Following such reports, the Italian MP Antonio Zennaro, a member of the Parliamentary Committee for the Security of the Republic, filed a formal interrogation addressing the Italian government, asking it to verify if Shahid Roudaki really was Galaxy F and—if that were the case—if the ship had been sold to the Iranians in contravention to international sanctions against dual-use technology. Also named 'Altinia', and briefly 'Ha Spring'.

==Description==
Chinese news agency Xinhua has described Shahid Roudaki as a light fleet carrier. Thomas Newdick opines that she was a former roll-on/roll-off ship modified for military purposes, and compares her to the or a much smaller version of the Expeditionary Mobile Base concept.

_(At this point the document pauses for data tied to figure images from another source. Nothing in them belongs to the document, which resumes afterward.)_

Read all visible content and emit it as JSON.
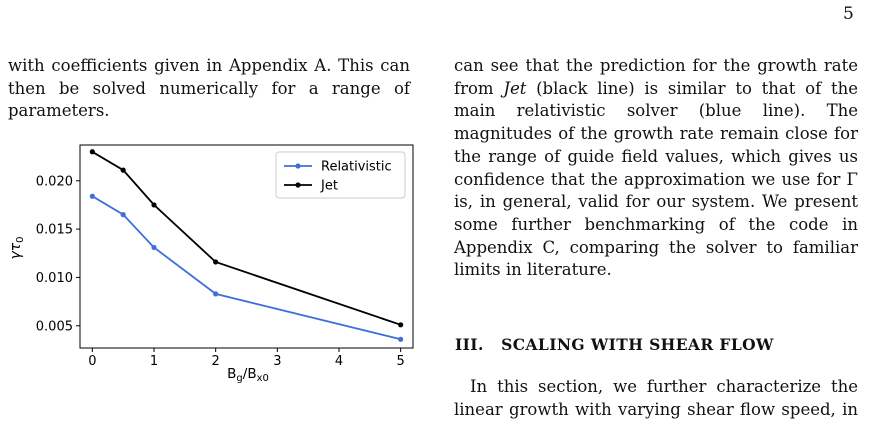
{
  "page": {
    "number": "5"
  },
  "left_column": {
    "paragraph": "with coefficients given in Appendix A. This can then be solved numerically for a range of parameters."
  },
  "right_column": {
    "paragraph_html": "can see that the prediction for the growth rate from <i>Jet</i> (black line) is similar to that of the main relativistic solver (blue line). The magnitudes of the growth rate remain close for the range of guide field values, which gives us confidence that the approximation we use for &Gamma; is, in general, valid for our system. We present some further benchmarking of the code in Appendix C, comparing the solver to familiar limits in literature."
  },
  "section": {
    "heading": "III.   SCALING WITH SHEAR FLOW",
    "intro": "In this section, we further characterize the linear growth with varying shear flow speed, in"
  },
  "chart_data": {
    "type": "line",
    "title": "",
    "xlabel": "Bg/Bx0",
    "ylabel": "γτ0",
    "xlim": [
      -0.2,
      5.2
    ],
    "ylim": [
      0.0027,
      0.0237
    ],
    "xticks": [
      0,
      1,
      2,
      3,
      4,
      5
    ],
    "yticks": [
      0.005,
      0.01,
      0.015,
      0.02
    ],
    "ytick_labels": [
      "0.005",
      "0.010",
      "0.015",
      "0.020"
    ],
    "grid": false,
    "legend_position": "top-right",
    "series": [
      {
        "name": "Relativistic",
        "color": "#3f6fd8",
        "x": [
          0,
          0.5,
          1,
          2,
          5
        ],
        "y": [
          0.0184,
          0.0165,
          0.0131,
          0.0083,
          0.0036
        ]
      },
      {
        "name": "Jet",
        "color": "#000000",
        "x": [
          0,
          0.5,
          1,
          2,
          5
        ],
        "y": [
          0.023,
          0.0211,
          0.0175,
          0.0116,
          0.0051
        ]
      }
    ]
  }
}
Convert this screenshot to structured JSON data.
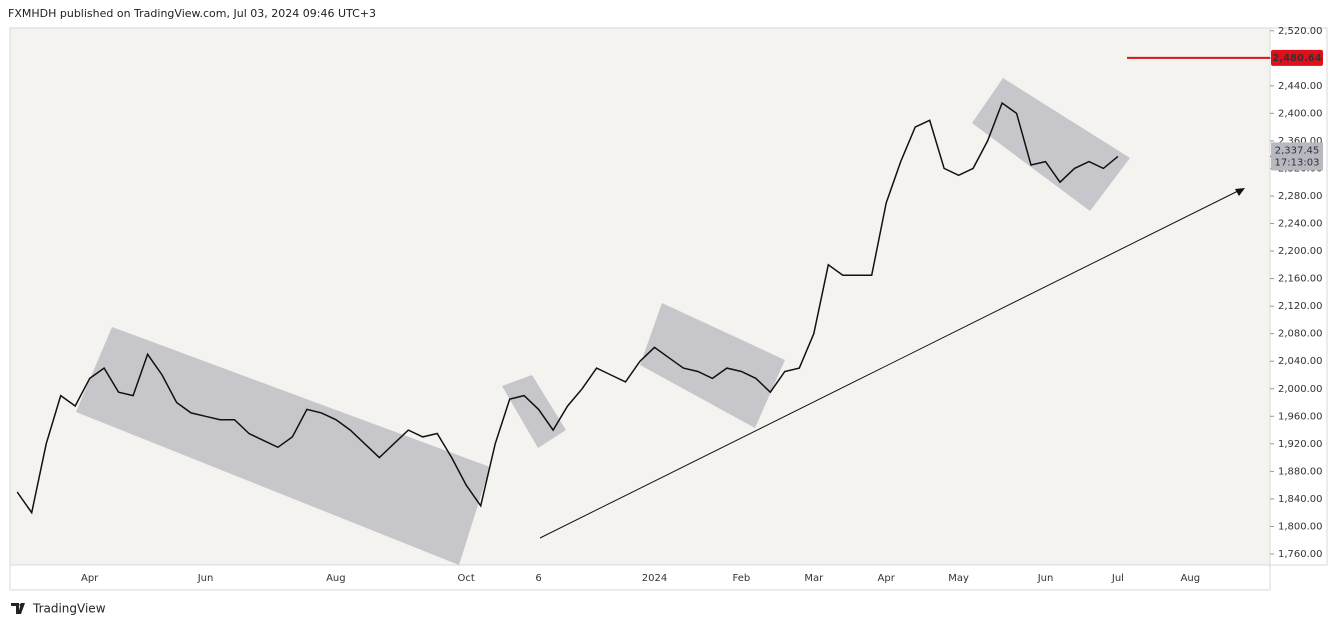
{
  "header": "FXMHDH published on TradingView.com, Jul 03, 2024 09:46 UTC+3",
  "footer": "TradingView",
  "chart_data": {
    "type": "line",
    "color": "#111111",
    "categories": [
      null,
      null,
      null,
      null,
      null,
      "Apr",
      null,
      null,
      null,
      null,
      null,
      null,
      null,
      "Jun",
      null,
      null,
      null,
      null,
      null,
      null,
      null,
      null,
      "Aug",
      null,
      null,
      null,
      null,
      null,
      null,
      null,
      null,
      "Oct",
      null,
      null,
      null,
      null,
      "6",
      null,
      null,
      null,
      null,
      null,
      null,
      null,
      "2024",
      null,
      null,
      null,
      null,
      null,
      "Feb",
      null,
      null,
      null,
      null,
      "Mar",
      null,
      null,
      null,
      null,
      "Apr",
      null,
      null,
      null,
      null,
      "May",
      null,
      null,
      null,
      null,
      null,
      "Jun",
      null,
      null,
      null,
      null,
      "Jul",
      null,
      null,
      null,
      null,
      "Aug",
      null,
      null,
      null,
      null,
      null
    ],
    "values": [
      1850,
      1820,
      1920,
      1990,
      1975,
      2015,
      2030,
      1995,
      1990,
      2050,
      2020,
      1980,
      1965,
      1960,
      1955,
      1955,
      1935,
      1925,
      1915,
      1930,
      1970,
      1965,
      1955,
      1940,
      1920,
      1900,
      1920,
      1940,
      1930,
      1935,
      1900,
      1860,
      1830,
      1920,
      1985,
      1990,
      1970,
      1940,
      1975,
      2000,
      2030,
      2020,
      2010,
      2040,
      2060,
      2045,
      2030,
      2025,
      2015,
      2030,
      2025,
      2015,
      1995,
      2025,
      2030,
      2080,
      2180,
      2165,
      2165,
      2165,
      2270,
      2330,
      2380,
      2390,
      2320,
      2310,
      2320,
      2360,
      2415,
      2400,
      2325,
      2330,
      2300,
      2320,
      2330,
      2320,
      2337.45,
      null,
      null,
      null,
      null,
      null,
      null,
      null,
      null,
      null,
      null
    ],
    "ylim": [
      1744,
      2524
    ],
    "yticks": [
      {
        "value": 1760,
        "label": "1,760.00"
      },
      {
        "value": 1800,
        "label": "1,800.00"
      },
      {
        "value": 1840,
        "label": "1,840.00"
      },
      {
        "value": 1880,
        "label": "1,880.00"
      },
      {
        "value": 1920,
        "label": "1,920.00"
      },
      {
        "value": 1960,
        "label": "1,960.00"
      },
      {
        "value": 2000,
        "label": "2,000.00"
      },
      {
        "value": 2040,
        "label": "2,040.00"
      },
      {
        "value": 2080,
        "label": "2,080.00"
      },
      {
        "value": 2120,
        "label": "2,120.00"
      },
      {
        "value": 2160,
        "label": "2,160.00"
      },
      {
        "value": 2200,
        "label": "2,200.00"
      },
      {
        "value": 2240,
        "label": "2,240.00"
      },
      {
        "value": 2280,
        "label": "2,280.00"
      },
      {
        "value": 2320,
        "label": "2,320.00"
      },
      {
        "value": 2360,
        "label": "2,360.00"
      },
      {
        "value": 2400,
        "label": "2,400.00"
      },
      {
        "value": 2440,
        "label": "2,440.00"
      },
      {
        "value": 2480,
        "label": "2,480.00"
      },
      {
        "value": 2520,
        "label": "2,520.00"
      }
    ],
    "grid": false,
    "last_price": {
      "value": 2337.45,
      "label": "2,337.45"
    },
    "countdown": "17:13:03",
    "level": {
      "value": 2480.64,
      "label": "2,480.64",
      "color": "#e0101a"
    }
  }
}
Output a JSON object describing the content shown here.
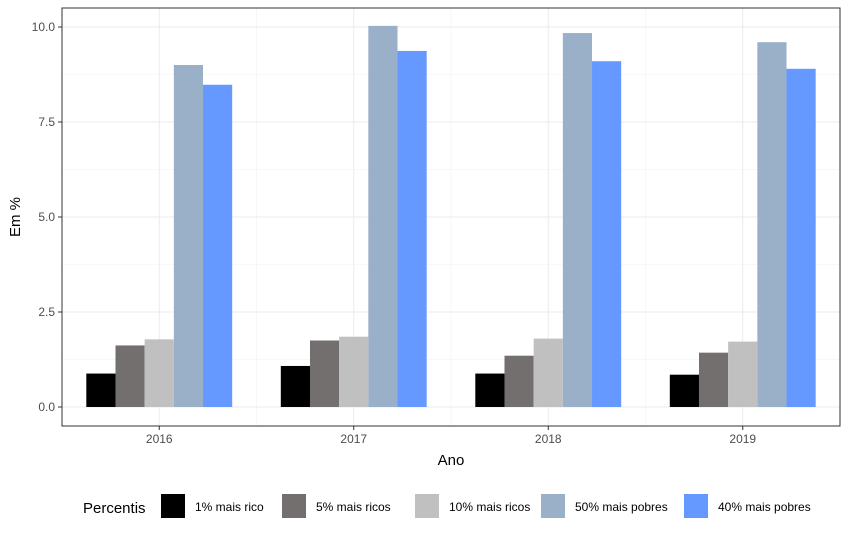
{
  "chart_data": {
    "type": "bar",
    "title": "",
    "xlabel": "Ano",
    "ylabel": "Em %",
    "categories": [
      "2016",
      "2017",
      "2018",
      "2019"
    ],
    "ylim": [
      -0.5,
      10.5
    ],
    "yticks": [
      0.0,
      2.5,
      5.0,
      7.5,
      10.0
    ],
    "ytick_labels": [
      "0.0",
      "2.5",
      "5.0",
      "7.5",
      "10.0"
    ],
    "grid": true,
    "legend": {
      "title": "Percentis",
      "placement": "bottom"
    },
    "series": [
      {
        "name": "1% mais rico",
        "color": "#000000",
        "values": [
          0.88,
          1.08,
          0.88,
          0.85
        ]
      },
      {
        "name": "5% mais ricos",
        "color": "#736f6f",
        "values": [
          1.62,
          1.75,
          1.35,
          1.43
        ]
      },
      {
        "name": "10% mais ricos",
        "color": "#c0c0c0",
        "values": [
          1.78,
          1.85,
          1.8,
          1.72
        ]
      },
      {
        "name": "50% mais pobres",
        "color": "#9aafc8",
        "values": [
          9.0,
          10.03,
          9.84,
          9.6
        ]
      },
      {
        "name": "40% mais pobres",
        "color": "#6699ff",
        "values": [
          8.48,
          9.37,
          9.1,
          8.9
        ]
      }
    ]
  }
}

She displaced 12,000 tonnes and was 150 m long, with a beam of 22 m, according to a statement released by public relations office of the IRGC.

=== Armament ===
She was equipped with one 23 mm anti-aircraft gun and several heavy machine guns. The vessel was capable of carrying helicopters and multiple armament on her deck, including drones and missiles. She was equipped with 3D phased-array radar, anti-ship missiles and electronic warfare systems. The vessel functions as a mothership to smaller vessels, as well as a platform for launching unmanned aerial vehicles (UAV).

In the footage of commissioning ceremony, a Bell 412 helicopter, four speedboats, six Ababil-2 drones, a Sevom Khordad TELAR and eight anti-ship cruise missiles in four twin container launchers (possibly of Ghader or Ghadir type) were spotted on her deck. According to H. I. Sutton, it would be unlikely for the IRGC to use the ship with such a formation of equipment in future operations because they were showcasing the asymmetrical roles and potential capability of Shahid Roudaki in the commissioning ceremony.

Shahid Roudaki along with the similar Shahid Mahdavi mothership are able to be armed with Fateh-class ballistic missile containers such as Dezful.

===Sinking===
She was set on fire and sank near the Strait of Hormuz, possibly in a US attack on 1 September, 2026, in shallow water with part of the superstructure above water.